£60m fund to make more British kids’ TV


Thunderbirds Are Go.


ITV has made a new version of Thunderbirds titled Thunderbirds Are Go

The government is giving broadcasters including Channel 4 and ITV an extra £60m to help them make more home-grown children’s programmes.

The money will be targeted at commercial channels to help them compete with BBC children’s shows.

Teletubbies creator Anne Wood welcomed the funding, saying programme-makers “desperately need more support”.

The £60m pot will be spent over three years and will come from the 2010 licence fee settlement.

Culture Secretary Karen Bradley said it would give the children’s TV sector “the boost it needs to create innovative content for a wider audience that would otherwise not be made”.

The money will be available for programmes shown by commercial public service broadcasters – including ITV, Channel 4 and Channel 5 – as well as other “free and widely available” channels and streaming services, and potentially other online platforms.

Anne Wood, who leads the Save Kids’ Content UK campaign, said she was “deeply grateful” for the move.

‘Never had such difficult times’

“It shows the government’s awareness of the issue and the importance of children’s television culture to children in this country,” she told BBC News.

“We in the children’s production sector have never had such difficult times raising finance.

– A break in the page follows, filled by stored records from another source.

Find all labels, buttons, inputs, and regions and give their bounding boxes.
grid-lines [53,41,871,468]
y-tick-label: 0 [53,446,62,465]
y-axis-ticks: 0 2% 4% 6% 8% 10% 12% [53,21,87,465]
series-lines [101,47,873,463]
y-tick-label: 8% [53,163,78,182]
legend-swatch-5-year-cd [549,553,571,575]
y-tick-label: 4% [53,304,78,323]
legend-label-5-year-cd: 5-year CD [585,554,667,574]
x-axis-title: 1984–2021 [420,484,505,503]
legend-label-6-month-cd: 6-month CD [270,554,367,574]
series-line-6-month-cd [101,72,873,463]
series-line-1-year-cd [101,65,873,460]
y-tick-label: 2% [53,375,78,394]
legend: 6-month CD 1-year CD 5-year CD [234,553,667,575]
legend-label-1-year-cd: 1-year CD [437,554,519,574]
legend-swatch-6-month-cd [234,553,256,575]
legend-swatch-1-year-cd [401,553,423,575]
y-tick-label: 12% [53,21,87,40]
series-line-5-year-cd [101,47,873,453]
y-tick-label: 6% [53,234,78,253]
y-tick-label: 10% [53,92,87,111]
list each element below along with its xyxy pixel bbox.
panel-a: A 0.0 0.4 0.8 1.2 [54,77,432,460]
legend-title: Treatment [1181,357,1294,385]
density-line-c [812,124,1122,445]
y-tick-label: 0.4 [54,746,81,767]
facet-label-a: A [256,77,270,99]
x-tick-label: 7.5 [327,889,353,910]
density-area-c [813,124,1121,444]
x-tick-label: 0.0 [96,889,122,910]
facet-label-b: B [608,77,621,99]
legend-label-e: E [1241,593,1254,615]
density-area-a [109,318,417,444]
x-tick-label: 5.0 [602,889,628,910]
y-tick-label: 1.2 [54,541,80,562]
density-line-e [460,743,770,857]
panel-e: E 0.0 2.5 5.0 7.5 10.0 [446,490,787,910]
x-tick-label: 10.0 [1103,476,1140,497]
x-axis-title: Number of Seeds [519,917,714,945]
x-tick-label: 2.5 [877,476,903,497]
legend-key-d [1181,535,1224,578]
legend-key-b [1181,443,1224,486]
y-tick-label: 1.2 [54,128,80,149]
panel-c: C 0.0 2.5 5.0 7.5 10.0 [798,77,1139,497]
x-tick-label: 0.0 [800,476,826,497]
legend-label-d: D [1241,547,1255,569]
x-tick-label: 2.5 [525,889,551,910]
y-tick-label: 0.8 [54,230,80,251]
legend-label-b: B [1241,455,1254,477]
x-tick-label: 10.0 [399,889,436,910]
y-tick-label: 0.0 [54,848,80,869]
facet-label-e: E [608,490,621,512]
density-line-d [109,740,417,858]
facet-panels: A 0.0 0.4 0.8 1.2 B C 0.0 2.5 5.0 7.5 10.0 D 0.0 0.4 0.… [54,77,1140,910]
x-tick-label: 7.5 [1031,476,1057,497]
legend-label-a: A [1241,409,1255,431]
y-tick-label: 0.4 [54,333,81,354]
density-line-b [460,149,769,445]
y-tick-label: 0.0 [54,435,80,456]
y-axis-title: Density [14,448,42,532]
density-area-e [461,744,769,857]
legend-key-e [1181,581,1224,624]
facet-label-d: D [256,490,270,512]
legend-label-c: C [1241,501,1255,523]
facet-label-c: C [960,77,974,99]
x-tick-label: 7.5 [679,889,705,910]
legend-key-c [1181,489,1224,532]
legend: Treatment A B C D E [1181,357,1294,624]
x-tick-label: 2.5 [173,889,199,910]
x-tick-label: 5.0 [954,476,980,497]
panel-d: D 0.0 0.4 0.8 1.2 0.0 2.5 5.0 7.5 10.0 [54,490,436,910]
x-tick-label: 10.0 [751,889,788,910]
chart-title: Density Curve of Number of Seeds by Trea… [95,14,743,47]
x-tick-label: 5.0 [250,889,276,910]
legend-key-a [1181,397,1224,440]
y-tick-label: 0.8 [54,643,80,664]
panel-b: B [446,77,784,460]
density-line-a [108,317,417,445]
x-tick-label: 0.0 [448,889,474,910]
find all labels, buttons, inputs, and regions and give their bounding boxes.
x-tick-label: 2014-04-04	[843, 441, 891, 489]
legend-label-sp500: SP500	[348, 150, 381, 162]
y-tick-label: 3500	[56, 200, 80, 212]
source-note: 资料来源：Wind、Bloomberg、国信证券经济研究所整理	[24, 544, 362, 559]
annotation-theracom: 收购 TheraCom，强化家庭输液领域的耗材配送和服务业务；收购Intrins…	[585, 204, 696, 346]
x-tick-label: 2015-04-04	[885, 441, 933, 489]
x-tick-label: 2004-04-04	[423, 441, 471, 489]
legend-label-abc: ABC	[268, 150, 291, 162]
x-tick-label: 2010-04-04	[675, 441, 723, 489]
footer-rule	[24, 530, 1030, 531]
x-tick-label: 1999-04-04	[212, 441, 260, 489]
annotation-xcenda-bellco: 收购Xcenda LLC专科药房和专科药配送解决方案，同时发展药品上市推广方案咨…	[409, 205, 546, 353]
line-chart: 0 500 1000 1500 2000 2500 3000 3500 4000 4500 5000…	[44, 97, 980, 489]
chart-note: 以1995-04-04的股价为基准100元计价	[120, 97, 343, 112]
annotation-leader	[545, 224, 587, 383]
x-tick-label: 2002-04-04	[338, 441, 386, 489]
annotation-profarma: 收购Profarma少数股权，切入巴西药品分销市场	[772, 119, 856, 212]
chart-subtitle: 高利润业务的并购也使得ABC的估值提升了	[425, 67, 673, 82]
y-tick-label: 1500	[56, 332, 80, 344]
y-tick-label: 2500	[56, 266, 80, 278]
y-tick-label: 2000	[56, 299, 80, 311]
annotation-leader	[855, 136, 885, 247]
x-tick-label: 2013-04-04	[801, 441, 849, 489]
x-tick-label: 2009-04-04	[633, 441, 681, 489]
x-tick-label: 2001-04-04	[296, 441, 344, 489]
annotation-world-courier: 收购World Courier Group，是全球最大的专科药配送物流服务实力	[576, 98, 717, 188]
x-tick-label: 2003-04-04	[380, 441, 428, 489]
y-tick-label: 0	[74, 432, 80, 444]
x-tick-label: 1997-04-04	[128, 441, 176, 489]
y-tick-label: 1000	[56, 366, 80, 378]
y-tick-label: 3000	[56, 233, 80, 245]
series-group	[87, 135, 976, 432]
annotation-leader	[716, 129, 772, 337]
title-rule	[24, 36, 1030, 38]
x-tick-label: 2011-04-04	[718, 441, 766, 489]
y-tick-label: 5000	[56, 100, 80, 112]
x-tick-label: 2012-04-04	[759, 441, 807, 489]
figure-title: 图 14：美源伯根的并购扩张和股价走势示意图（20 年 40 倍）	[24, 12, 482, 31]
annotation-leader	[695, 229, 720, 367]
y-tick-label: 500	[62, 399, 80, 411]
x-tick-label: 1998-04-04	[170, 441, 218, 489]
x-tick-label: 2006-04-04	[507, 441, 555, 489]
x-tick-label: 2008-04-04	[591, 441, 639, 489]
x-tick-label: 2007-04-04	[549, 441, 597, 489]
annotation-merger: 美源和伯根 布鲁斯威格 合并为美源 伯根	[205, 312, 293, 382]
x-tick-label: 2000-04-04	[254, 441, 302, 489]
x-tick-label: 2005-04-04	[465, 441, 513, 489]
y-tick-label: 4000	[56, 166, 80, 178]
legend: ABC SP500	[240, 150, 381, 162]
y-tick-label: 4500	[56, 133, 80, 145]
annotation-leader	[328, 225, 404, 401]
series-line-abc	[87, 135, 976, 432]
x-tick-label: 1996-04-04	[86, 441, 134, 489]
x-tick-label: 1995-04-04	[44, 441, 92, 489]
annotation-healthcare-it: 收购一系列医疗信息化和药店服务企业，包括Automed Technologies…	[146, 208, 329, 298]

We desperately need more support.”

The Department for Digital, Culture, Media and Sport said the fund could be used to pay for up to 50% of the production and distribution costs of original TV shows.

Programmes from new and diverse backgrounds, and those made in the nations and regions, will be “a particular focus”, it said.

The government said the fund would “stimulate greater variety in a market where the BBC is often the dominant buyer and broadcaster” of children’s shows.



The Teletubbies are among Britain’s most successful children’s TV exports, underlining the BBC’s dominance in the sector

Spending on first-run home-grown children’s programming by public service broadcasters fell by 26% to £84m between 2006-16.

In 2016, CBBC and CBeebies accounted for 87% of all such children’s programming.

Although ITV no longer has the daily offering of children’s TV shows that many children of the 1970s and 1980s will remember, it does screen a range of children’s programmes on its channels, often to be seen on ITV early on weekend mornings.

It recently announced a new show, Spy School – described as an entertainment game show challenging child contestants to solve puzzles and crack codes – that will be on air from 7 January.

Its other popular shows include the animated adventures of Mr Bean, a new version of Thunderbirds titled Thunderbirds Are Go, the Saturday morning show Scrambled! and the comedy Bottom Knocker Street.

The announcement of the extra funding comes after media watchdog Ofcom was given new powers to set quotas for children’s shows on public service broadcasters.